3. Schedule regular self-care
Frustration towards work and other obligations can build because we’re so busy fulfilling all the other things on our plate that we forget to fuel our own needs and take time for ourselves. This could be eating well, making physical activity a priority, or making time to be social and connecting with people who fill your cup. It shouldn’t be a guilty pleasure, but a priority like eating and drinking.
4. Take a break
It has been challenging to book holidays over the past two years, the thought of using up annual leave to be in lockdown seemed pointless. But long periods of intense work without a break can lead to fatigue, illness and your impact mental health. If you are feeling like you’re nearly at breaking point, consider when you last took a break? Whether you go away or make it a staycation, book time off. To give yourself the mental break, above all else, turn off your notifications, turn on an out of office message and ensure someone else can pick up your communications until you are back.
Research has found the optimal number of days away is eight days to feel the benefits of switching off and recharging. Longer holidays are of course great, but if that is not possible, eight is a good number to aim for.
5. Get your finances in order
Whether you are under actually under financial stress, or you are just concerned by money worries, the impact on your physical and mental wellbeing has found to be the same. Understanding your financial situation can give you the freedom to decide or at least create a plan for the future.
Can you afford time off? If you’ve been considering a change, it doesn’t necessarily mean a pay cut but it’s useful to know what salary you need to live on to facilitate a transition.
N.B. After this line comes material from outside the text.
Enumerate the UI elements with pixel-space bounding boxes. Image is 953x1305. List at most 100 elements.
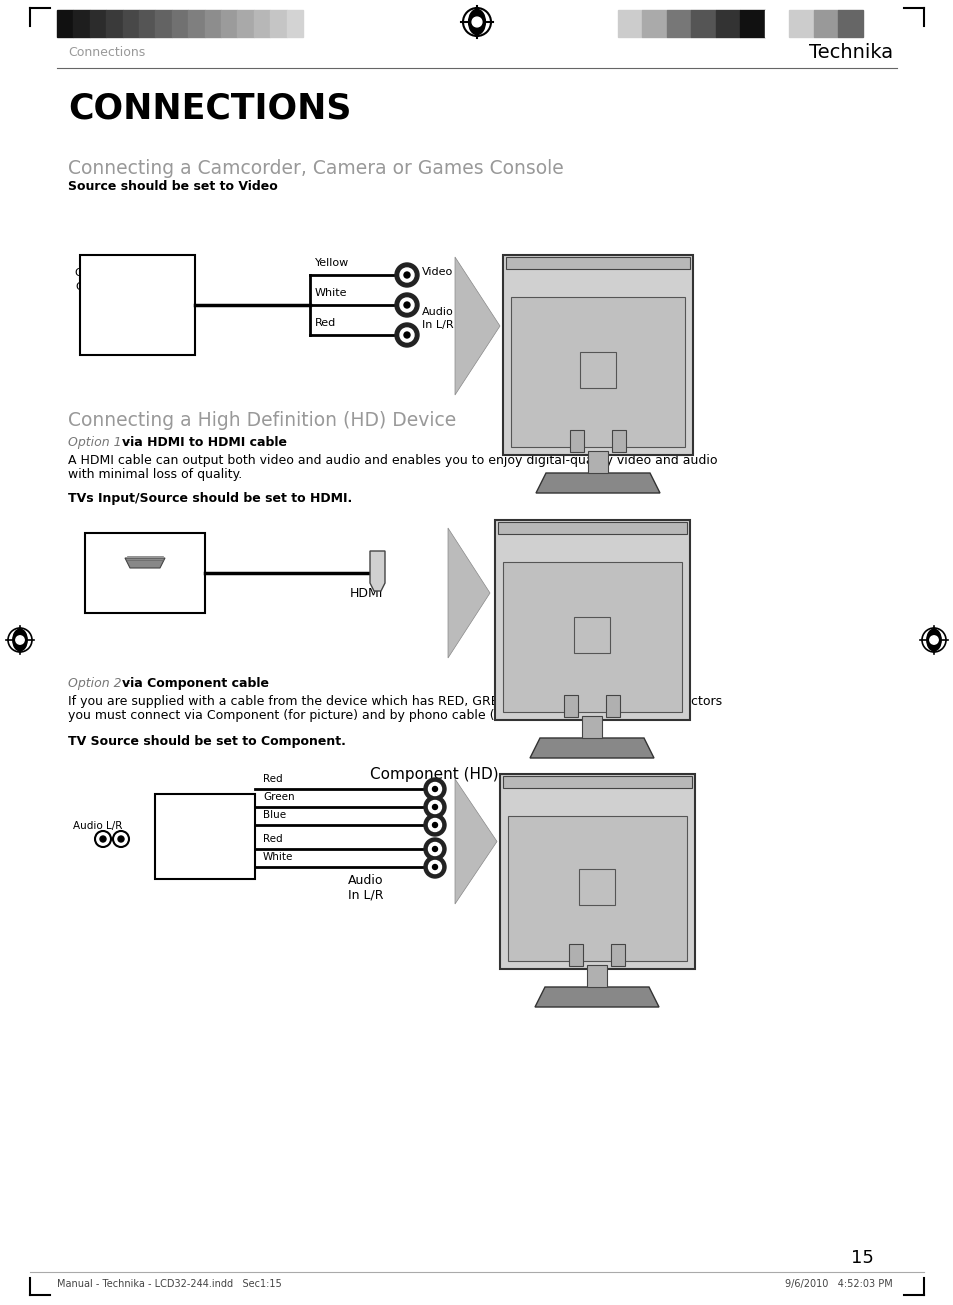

6. Change the situation or change your situation
Did you always feel this way about your job? What changed and when did it change? Brad Pugh in The Fit Factors talks about the four elements that create the right job fit:
These are unique to each individual and to achieve the right fit, you need to first be aware what elements are right for you. Ask your current employer about potential opportunities that meet your ‘fit factors’ or start looking elsewhere.
Even with all of your best efforts, if the environment you’re working in or your role design makes it difficult to live a sustainable and healthy life, you have three options.
- Raise the issues with your employer to enact change and support
- If #1 is not productive, make a plan to exit.
- Your third choice is to wait and see, but just be conscious of what signals you’re waiting for and not just avoiding taking action.
7. Reconnect with your network
Everyone is busy and it’s easy to lose contact with personal and professional contacts without intentional effort. The good news is everyone is in the same boat. So if you haven’t been in touch with an old colleague for in a year or two, it doesn’t matter, get in contact. By keeping in touch with your network, you may uncover new job opportunities and at the very least broaden your outlook. You may also gain insight into other organisations and industries, identifying where the grass may truly be greener.
Change is constant and many industries have navigated seismic challenges and are facing continued uncertainty. This build up of pressure with poor leadership can result in unhealthy workplaces. It can be due to increasing workloads, poor communication and transparency, fear, or anxiety caused by extended periods of uncertainty. If you feel like you have just about had enough, know you are not alone. And if you are unsure of what to do next, take a step back and get clear on what you need to do before taking a giant leap forward.